Hurricane Harvey did leave behind a significant death toll, taking number two to Hurricane Ike. Many lessons can be learned from this.
- Preparing patients to be in an alternate location was a key point that proved to be beneficial for patients and caregivers alike.
- When patients are armed with information of their past medication history, medication list, and treatment regimens, makes it easier on the transient physician to continue the same regimen.
- Ensure that patients carry at least a 5-day supply of medication on their self when a natural disaster is about to hit. A common reason patients presented for medication refills was that the flood waters swept away their medications. Having a pill box stocked with 5 to 7-day supply medication can help bridge the time until a patient can get help.
- Make sure an emergency contact is updated for patients is vital. In instances where the patient is unreachable, having an alternate phone number or emergency contact to ensure the safety of a patient will allow physicians to keep better track of them.
- In regards to physician preparedness, make sure staff has reliable access to get to work and back home. Without staff, dialysis units are rendered non-functional.

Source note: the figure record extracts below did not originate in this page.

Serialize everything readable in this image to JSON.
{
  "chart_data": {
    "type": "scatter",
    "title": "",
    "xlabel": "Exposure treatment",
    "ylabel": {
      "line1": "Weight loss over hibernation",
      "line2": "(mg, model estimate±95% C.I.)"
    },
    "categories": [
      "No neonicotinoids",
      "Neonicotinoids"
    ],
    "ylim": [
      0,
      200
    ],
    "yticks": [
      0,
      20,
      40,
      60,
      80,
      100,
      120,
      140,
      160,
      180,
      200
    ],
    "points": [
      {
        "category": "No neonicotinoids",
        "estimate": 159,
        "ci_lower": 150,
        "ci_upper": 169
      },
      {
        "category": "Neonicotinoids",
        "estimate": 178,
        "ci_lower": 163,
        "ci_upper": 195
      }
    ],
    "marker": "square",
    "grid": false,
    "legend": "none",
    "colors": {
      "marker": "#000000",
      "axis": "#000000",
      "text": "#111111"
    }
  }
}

In this instance, it would also be helpful if the physician or medical director responsible for the dialysis unit was trained in setting up the dialysis machine and prepping the bicarb and K baths.
The experience of working during Hurricane Harvey was very unique. We become accustomed to the luxuries we have when it comes to taking care of patients. When these luxuries are taken away from us, we become helpless. The gratitude for simple gestures was also heartwarming. They know that this assistance is not mandatory and they appreciate the help that they get. It was very nice to see the medical community come together to help out and relieve the burden on the hospitals. Working during Hurricane Harvey, although stressful and dangerous at times, was one of the most rewarding experiences I have had as a physician.